Jesus wouldn't steal pop tarts. So why did you?
Note to self. Condoms are not microwavable.
I wasnt that drunk. Throwing the table off the third story was totally logical.
I passed out in the stadium during the 4th quarter and you guys just left me there?
Yea, but we put money for a cab in your pocket.
He's stoned as shit, eating breakfast cereal and taking a dump. All while listening to dubstep. We may never understand him.
I wonder if our vaginas are like "o thank god, no strangers breaking in tonight." Baahhhh sooo bad
she texted me out of nowhere. and I wanted to get drunk. like I didn't even have her new number until 6 hours ago and bam we were rolling around drinking cotton candy vodka from the bottle she had stuffed in a boot
What color suit is the proper "i banged the bride" attire?

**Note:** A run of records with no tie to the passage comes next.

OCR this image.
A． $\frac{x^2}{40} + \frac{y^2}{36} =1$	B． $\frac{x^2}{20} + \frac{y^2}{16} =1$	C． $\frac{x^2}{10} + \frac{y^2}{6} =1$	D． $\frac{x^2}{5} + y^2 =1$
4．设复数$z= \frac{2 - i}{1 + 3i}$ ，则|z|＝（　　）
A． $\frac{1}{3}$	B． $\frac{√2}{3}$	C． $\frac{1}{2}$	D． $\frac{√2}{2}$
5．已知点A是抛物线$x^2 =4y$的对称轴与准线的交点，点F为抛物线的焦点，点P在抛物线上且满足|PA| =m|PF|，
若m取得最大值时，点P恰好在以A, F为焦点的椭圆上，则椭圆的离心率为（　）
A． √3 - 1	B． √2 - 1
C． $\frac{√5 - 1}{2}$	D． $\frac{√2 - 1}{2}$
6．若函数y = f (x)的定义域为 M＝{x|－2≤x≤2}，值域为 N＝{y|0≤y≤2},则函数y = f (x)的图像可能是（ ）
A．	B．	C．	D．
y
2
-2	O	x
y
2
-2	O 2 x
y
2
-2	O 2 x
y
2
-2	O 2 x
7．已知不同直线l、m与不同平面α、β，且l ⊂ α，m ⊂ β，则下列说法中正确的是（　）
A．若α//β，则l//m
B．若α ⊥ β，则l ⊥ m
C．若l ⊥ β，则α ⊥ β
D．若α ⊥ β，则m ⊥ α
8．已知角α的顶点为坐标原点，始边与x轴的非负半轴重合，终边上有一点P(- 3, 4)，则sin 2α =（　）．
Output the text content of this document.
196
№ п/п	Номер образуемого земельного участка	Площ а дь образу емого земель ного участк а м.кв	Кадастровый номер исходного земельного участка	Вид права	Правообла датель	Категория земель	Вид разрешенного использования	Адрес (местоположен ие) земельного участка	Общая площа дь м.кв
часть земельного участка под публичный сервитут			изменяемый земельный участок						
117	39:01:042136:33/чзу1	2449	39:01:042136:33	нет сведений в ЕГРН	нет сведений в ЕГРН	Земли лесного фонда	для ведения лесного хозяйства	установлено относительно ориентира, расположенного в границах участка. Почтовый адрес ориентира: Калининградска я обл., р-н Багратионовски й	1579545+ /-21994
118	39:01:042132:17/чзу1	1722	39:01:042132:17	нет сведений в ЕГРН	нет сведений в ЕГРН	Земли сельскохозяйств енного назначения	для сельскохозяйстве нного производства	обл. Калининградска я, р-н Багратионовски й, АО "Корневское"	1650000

I just want a whole pitcher of margarita and a headdress from party city and sit around and look like a fucking indian princess.
We can just chill or day drink or smoke or watch law and order marathon or play just dance 4 or watch a movie or go to the movies or play hide and seek or hug, so many options
I inhaled my own vomit, how was your night?
I'd do them all but honestly I'm so high that I probably should have a chaperone.
They said you went back in for 30 minutes and were walking with your arms out like an eagle soaring
Didn't realize he fucked me in a bed a dog is always in until my face swelled two sizes and I had hives all over my body. This is God's way of punishing me for having amazing sex.
Guess who just set half their backyard on fire.
Please tell me youre joking.
Nope. on the brightside though, im really gonna quit smoking this time.